Слушая разговоры о его возвращении в декабре, я думала, что самым подходящим для него пристанищем будет та запертая комната. Но я не могла воссоздать его облик. Я твердила себе: «Мартин, Мартин, Мартин», однако имя это, изученное, пережеванное, разбитое на слоги, теряло для меня всякий смысл.
Когда мы уходили после отпевания, он взял пустую чашку, стоявшую передо мной. Он сказал: «Я прочел на кофейной гуще вашу судьбу». Я шла вместе с другими девушками к выходу и слышала его вкрадчивый, убеждающий, мягкий голос: «Сосчитайте семь звезд, и вы увидите меня во сне». У дверей лежал в гробике младенец Палокемадо. Его лицо было обсыпано рисом, в рот вставлена роза, веки раскрытых глаз подперты палочками. Февраль обвевал нас резким дыханием его смерти, в комнате плавал тяжелый аромат жасмина и фиалок, сникших от жары. Сквозь молчание мертвого прорывался другой голос, настойчивый и единственный: «Запомните хорошенько. Только семь звезд, не больше».
В июле он был у нас. Ему нравилось прислоняться к перилам с цветочными горшками. Он говорил: «Заметь, я никогда не глядел тебе в глаза. Это тайный признак, что мужчина боится, что влюбится». И правда, я не помнила его глаза. В июле я еще не могла бы сказать, какого цвета глаза у человека, за которого собралась в декабре замуж. А между тем шесть месяцев назад был февраль с его глубокой полуденной тишиной, пара сороконожек, самец и самка, свернувшиеся клубком, спали на полу ванной, по вторникам приходила за веточкой медовки нищенка, а он, франтоватый, улыбающийся, в застегнутом на все пуговицы сюртуке, говорил: «Вы будете думать обо мне непрестанно. Я повесил за дверью вашу карточку и воткнул в глаза булавки». Хеновева Гарсиа помирала со смеху: «Мужчины перенимают эти глупости у индейцев».

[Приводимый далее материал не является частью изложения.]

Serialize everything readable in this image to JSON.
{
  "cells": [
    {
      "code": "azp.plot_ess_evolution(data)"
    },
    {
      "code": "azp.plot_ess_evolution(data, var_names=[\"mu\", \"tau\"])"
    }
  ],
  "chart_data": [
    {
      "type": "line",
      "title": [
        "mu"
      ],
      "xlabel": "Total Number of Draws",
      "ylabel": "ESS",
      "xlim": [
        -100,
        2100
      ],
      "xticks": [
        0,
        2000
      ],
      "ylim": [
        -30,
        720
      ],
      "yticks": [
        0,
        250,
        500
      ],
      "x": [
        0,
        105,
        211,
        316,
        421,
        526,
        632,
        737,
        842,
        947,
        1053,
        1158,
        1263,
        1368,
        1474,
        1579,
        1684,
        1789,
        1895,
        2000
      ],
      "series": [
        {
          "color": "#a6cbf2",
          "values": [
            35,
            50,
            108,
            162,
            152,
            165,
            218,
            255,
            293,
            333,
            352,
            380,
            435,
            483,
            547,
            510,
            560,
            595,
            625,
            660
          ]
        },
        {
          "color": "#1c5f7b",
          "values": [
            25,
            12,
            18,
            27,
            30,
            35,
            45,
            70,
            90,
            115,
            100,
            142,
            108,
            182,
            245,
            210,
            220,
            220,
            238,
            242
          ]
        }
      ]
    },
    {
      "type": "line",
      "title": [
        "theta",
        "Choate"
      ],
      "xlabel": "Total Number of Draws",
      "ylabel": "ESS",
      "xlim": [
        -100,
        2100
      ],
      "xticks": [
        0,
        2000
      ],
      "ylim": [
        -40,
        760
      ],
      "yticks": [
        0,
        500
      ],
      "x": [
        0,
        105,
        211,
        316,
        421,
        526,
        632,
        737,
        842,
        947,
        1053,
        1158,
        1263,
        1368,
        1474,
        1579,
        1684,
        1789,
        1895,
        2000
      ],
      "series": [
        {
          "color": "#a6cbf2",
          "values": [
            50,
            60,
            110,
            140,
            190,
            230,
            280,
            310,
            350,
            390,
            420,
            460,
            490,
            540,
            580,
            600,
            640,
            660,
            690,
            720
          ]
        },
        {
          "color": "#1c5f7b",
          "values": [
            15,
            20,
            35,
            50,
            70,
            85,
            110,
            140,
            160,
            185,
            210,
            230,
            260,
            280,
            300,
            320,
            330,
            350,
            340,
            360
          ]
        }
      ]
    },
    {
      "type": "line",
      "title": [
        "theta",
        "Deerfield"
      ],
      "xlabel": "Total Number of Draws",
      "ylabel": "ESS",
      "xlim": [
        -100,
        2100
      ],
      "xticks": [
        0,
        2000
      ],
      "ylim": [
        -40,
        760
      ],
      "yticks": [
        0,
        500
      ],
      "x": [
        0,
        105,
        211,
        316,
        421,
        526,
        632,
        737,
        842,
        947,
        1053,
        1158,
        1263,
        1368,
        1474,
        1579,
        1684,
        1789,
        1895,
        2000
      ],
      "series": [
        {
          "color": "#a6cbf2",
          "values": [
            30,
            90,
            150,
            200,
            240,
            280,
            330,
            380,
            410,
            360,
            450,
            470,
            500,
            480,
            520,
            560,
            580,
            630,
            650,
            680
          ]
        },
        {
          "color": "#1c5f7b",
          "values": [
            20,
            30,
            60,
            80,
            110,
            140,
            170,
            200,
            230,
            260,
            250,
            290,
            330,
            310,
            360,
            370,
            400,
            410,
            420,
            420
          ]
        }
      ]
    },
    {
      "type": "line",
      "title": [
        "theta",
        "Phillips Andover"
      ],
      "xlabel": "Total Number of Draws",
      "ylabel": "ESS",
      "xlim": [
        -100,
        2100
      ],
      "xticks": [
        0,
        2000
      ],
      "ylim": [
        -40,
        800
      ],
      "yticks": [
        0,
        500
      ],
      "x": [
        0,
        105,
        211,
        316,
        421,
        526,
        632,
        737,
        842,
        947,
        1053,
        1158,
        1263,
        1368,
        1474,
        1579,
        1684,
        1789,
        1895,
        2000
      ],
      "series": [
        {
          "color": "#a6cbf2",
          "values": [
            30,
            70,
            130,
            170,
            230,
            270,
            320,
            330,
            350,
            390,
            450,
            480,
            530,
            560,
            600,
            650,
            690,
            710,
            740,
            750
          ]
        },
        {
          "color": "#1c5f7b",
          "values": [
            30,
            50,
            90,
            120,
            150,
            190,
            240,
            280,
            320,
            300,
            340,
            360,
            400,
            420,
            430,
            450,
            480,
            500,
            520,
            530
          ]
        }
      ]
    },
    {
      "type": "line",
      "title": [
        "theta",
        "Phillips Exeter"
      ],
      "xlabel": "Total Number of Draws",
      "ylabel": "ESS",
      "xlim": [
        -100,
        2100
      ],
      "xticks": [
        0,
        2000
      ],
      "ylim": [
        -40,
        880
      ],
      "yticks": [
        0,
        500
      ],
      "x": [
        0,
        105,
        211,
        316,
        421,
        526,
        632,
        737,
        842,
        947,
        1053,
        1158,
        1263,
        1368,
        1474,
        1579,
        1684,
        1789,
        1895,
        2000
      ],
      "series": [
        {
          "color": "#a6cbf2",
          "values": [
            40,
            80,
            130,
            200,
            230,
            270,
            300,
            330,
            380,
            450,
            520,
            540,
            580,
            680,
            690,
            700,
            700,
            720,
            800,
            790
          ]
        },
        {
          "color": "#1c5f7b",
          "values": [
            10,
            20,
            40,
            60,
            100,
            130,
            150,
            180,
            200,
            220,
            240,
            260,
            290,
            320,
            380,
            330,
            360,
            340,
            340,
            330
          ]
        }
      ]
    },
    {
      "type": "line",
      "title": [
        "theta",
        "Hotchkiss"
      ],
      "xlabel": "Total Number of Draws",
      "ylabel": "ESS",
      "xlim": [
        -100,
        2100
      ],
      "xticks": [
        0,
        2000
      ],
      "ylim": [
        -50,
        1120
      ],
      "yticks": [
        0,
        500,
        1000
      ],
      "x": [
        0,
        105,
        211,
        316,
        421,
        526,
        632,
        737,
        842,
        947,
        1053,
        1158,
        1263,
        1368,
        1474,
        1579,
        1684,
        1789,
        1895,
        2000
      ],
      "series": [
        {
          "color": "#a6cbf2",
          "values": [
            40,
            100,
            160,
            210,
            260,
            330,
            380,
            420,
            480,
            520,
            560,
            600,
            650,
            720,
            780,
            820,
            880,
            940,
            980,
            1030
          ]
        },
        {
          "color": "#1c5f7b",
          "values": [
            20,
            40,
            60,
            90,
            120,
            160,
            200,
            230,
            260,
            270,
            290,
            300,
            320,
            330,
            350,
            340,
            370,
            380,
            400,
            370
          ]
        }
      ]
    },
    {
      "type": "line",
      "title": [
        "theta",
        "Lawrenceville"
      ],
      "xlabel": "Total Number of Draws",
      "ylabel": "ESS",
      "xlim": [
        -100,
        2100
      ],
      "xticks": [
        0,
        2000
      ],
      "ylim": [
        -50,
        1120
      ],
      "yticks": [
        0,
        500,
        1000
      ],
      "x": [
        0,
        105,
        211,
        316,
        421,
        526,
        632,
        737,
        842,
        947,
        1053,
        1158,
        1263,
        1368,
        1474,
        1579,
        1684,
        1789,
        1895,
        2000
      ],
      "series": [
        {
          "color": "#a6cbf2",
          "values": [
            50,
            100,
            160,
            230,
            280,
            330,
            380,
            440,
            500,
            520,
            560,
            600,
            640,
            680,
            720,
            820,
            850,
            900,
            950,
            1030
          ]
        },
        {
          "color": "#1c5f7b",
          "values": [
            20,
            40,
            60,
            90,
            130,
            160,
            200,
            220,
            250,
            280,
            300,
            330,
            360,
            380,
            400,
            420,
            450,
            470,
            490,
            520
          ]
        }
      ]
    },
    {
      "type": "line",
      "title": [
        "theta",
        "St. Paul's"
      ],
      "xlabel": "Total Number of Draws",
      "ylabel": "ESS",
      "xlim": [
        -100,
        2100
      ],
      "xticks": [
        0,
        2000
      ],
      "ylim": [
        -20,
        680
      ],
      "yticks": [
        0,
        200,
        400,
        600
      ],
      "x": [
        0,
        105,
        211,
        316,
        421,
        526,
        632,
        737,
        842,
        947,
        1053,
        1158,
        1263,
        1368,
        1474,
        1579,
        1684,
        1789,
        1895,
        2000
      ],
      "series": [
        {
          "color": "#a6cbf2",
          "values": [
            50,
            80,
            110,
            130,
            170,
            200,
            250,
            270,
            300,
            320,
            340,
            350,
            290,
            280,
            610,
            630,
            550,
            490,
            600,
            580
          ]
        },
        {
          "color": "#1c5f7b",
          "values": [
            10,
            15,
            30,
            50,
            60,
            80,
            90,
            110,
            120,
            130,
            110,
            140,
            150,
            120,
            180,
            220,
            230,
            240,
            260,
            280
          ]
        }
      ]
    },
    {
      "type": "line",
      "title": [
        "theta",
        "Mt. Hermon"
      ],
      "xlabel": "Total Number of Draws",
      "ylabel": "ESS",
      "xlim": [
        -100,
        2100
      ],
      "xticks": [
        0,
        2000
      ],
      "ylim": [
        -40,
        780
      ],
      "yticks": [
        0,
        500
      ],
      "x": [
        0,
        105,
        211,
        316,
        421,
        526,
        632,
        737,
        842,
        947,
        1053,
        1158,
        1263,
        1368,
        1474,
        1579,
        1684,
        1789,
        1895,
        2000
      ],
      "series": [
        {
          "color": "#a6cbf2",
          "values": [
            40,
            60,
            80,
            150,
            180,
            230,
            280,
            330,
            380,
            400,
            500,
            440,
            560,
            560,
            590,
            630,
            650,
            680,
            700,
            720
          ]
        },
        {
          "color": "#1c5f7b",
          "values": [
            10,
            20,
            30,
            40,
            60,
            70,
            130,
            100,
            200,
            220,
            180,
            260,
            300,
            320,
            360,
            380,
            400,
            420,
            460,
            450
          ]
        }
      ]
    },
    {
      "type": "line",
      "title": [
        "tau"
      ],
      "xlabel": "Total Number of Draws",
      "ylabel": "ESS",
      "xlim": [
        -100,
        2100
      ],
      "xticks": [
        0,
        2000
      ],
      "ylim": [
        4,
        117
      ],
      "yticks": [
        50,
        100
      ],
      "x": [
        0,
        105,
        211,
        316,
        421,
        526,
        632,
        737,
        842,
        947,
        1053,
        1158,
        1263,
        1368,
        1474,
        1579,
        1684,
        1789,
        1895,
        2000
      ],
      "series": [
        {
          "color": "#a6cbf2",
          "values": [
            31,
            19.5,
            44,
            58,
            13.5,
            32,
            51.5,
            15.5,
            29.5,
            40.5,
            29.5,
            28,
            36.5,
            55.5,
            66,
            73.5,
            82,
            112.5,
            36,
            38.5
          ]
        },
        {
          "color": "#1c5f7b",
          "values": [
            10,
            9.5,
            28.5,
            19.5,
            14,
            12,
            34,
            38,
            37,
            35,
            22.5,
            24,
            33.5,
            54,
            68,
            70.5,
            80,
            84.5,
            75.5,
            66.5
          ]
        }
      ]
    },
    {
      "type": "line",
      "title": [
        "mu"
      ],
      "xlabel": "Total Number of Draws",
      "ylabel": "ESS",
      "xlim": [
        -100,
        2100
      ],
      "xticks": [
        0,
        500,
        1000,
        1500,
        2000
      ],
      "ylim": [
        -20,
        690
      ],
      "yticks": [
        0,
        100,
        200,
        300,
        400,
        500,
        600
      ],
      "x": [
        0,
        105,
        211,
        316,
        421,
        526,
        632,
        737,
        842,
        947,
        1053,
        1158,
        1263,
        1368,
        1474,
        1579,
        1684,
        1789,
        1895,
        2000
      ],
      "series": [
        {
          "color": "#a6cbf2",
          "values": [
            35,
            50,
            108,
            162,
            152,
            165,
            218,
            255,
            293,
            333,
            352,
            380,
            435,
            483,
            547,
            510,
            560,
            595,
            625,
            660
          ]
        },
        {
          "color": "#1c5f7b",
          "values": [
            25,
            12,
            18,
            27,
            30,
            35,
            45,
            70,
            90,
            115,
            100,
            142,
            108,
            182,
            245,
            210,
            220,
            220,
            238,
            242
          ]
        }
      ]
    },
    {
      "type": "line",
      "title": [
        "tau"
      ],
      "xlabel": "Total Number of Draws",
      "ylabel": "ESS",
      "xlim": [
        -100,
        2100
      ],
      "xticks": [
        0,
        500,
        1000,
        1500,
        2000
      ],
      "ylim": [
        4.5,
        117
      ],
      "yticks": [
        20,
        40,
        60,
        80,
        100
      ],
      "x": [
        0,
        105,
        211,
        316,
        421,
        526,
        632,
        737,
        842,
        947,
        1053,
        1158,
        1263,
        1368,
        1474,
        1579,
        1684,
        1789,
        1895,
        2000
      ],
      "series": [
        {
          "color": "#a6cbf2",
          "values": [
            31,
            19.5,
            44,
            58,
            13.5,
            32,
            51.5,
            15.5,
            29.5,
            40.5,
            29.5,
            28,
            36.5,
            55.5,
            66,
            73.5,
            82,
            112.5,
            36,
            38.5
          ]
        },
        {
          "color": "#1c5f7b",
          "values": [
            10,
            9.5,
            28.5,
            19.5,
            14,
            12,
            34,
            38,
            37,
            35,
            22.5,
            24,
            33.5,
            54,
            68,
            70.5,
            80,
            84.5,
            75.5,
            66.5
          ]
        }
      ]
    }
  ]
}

В конце марта он будет расхаживать по нашему дому и проводить долгие часы с отцом в кабинете, убеждая его в важности чего-то, что осталось для меня загадкой. Прошло одиннадцать лет с моего замужества, девять лет с того дня, как он попрощался со мной в окошечко поезда и наказал хорошенько беречь сына, пока он к нам не вернется. Впереди были девять лет, в течение которых я не получу от него ни единой весточки, а отец мой. готовивший с ним эту нескончаемую поездку, перестанет говорить о его возвращении. Но даже за три года брака он не стал для меня конкретнее и ощутимее, чем в ночь отпевания младенца Палокемало или в то мартовское воскресенье, когда я второй раз в жизни увидела его, возвращаясь из церкви с Вевой Гарсиа. Он стоял в дверях гостиницы, один, сунув руки в карманы своего сюртука о четырех пуговицах. Он сказал: «Теперь вы всю жизнь будете думать обо мне – из вашей карточки выпали булавки». У него был такой ровный и напряженный голос, будто он сказал истинную правду. Но в этой правде чудилось что-то необычное и странное. Хеновева уверяла меня: «Все это индейские гадости». Три месяца спустя она сбежала с директором кукольного театра, но в то воскресенье отличалась еще строгостью и благонравием. Мартин сказал: «Мне утешительно думать, что кто-то в Макондо будет меня вспоминать». Глядя на него с пренебрежительной гримасой, Хеновева процедила:
– Фи! Этот сюртук о четырех пуговицах так на нем и истлеет.
7
Несмотря на его очевидные старания скрыть апатию за видимой общительностью и дружелюбием, он оставался в селении чужим, хоть, может быть, и надеялся на обратное. Он жил среди людей Макондо, отделенный от них памятью прошлого, тщиться исправить которое было бессмысленным. На него глазели с любопытством, как на сумеречное животное, которое долго пряталось в тени, а вылезя на свет, держится так, что его поведение трудно не счесть нарочитым и, стало быть, подозрительным.
Он возвращался из парикмахерской, когда темнело, и затворялся у себя в комнате. С некоторых пор он отказался от ужина, и в доме сначала думали, что он возвращается усталый, сразу же ложится в гамак и спит до утра. Но вскоре я обнаружил, как он с мучительным и сумасшедшим упорством мечется у себя в комнате, словно встречается по ночам с призраком того человека, каким был раньше, и оба они, прежний и настоящий, ведут безмолвное сражение, в котором прежний защищает свое неистовое одиночество, свой непоколебимый апломб, свою непримиримую самобытность, а настоящий – жгучее и неотступное желание избавиться от себя прежнего. Я слышал, как он до рассвета ходит по комнате, пока его собственная усталость не истощит сил его невидимого противника.